Der Autor zeigt auf, wie sich der Diskurs um häusliche Gewalt sehr schnell (weg) von einer ursprünglich feministischen Forderung zu einem politischen und strafrechtlichen Top-Thema entwickeln konnte. Die punitive Symbolik des spätmodernen Strafrechts mit Nulltoleranz gegenüber häuslicher Gewalt und ihrer Entprivatisierung stand zunehmend im Vordergrund, was sich auch in der Offizialisierung des Delikts spiegelte. Reformen, welche sich eher auf sozialstaatliche, zivilrechtliche, spezialpräventive oder sozialarbeiterische Elemente stützten, traten in den Hintergrund.

Der Autor plädiert heute für einen Marschhalt, der es erlaubt, vor neuen Erweiterungen von Sanktionen und Interventionen wieder die konkreten Interessen der beteiligten Menschen in den Vordergrund zu rücken. Der Ausweitung des Einsatzes von Strafrecht steht der Autor skeptisch gegenüber. Intensiviert werden sollte hingegen der Diskurs um die Problembearbeitung durch Angebote der sozialstaatlich gestützten Opfer- und Täterarbeit. Im Mittelpunkt steht dabei auch eine interdisziplinär und kulturanalytisch orientierte Differenzierung häuslicher Gewaltformen.

Entstehungshintergrund

Das vorliegende Fachbuch basiert auf der Magisterarbeit zum "Master of advanced studies in Criminology" an der School of Criminology, International Criminal Law and Psychology of Law der Universität Bern.

Autor

Der Autor, Peter Mösch Payot, Mlaw, LL.M., Manager Nonprofit NDS FH, geb. 1970,  ist Dozent und Projektleiter an der Hochschule Luzern, Soziale Arbeit und Mitarbeiter in einer Berner Anwaltskanzlei

Zielgruppen

Fachpersonen der Sozialen Arbeit, der Kriminologie, der Politik sowie allgemein an der strukturellen Bearbeitung sozialer Probleme Interessierte

Aufbau

Das Buch ist in vier Teile gegliedert:

  1. Analyse der Diskussion um die Offizialisierung von Delikten im Zusammenhang mit häuslicher Gewalt
  2. Die Kriminalpolitik der Spätmoderne als Hintergrund der Reformen
  3. Abbildungen spätmoderner kriminalpolitischer Tendenzen in der Diskussion um häusliche Gewalt und die Offizialisierung
  4. Fazit und eigene weiterführende Gedanken des Autoren

1. Analyse der Diskussion um die Offizialisierung von Delikten im Zusammenhang mit häuslicher Gewalt

Der Diskurs um häusliche Gewalt war aus Sicht des Autoren ursprünglich eng verknüpft mit feministischen Forderungen nach Antidiskriminierung. Im Regelfall galt häusliche Gewalt als Gewalt verübt von Männern gegen Frauen im Rahmen von asymmetrischen Machtverhältnissen. Im  Ergebnis werden heute alle Formen von häuslicher Gewalt miteinbezogen, jedoch ohne vertiefte Diskussion über Differenzierungen innerhalb dieser Gewaltformen oder Gewalttypen.

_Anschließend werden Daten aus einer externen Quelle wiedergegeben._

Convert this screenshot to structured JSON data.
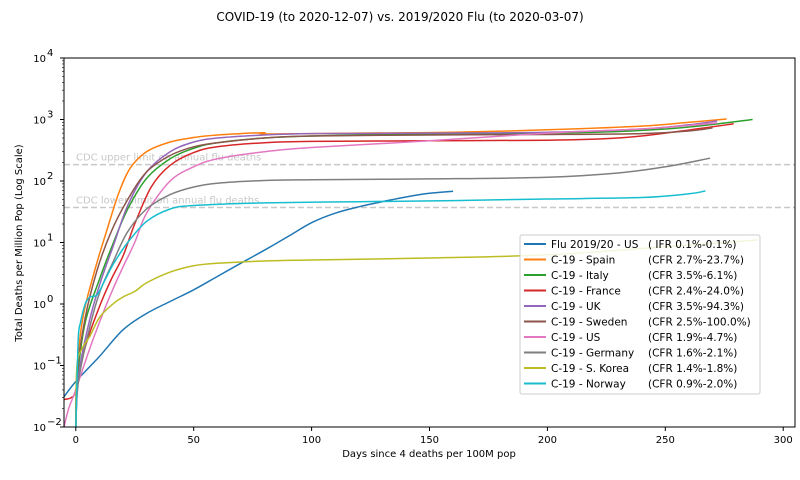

Bei der Begründung der Reformen stand gemäss Mösch Payot die abstrakte Ebene der Symbolik im Vordergrund: es ging symbolisch um die Entprivatisierung der entsprechenden Konflikte und darum, häusliche Gewalt nicht (länger) als Bagatell- oder Privatangelegenheit zu tolerieren.Konkrete Opferschutzinteressen standen zunehmend weniger im Vordergrund. Die mögliche, zusätzliche Viktimisierung der Opfer durch Struktur und rechtsstaatliche Form der Strafverfahren blieb im Diskurs praktisch unberücksichtigt.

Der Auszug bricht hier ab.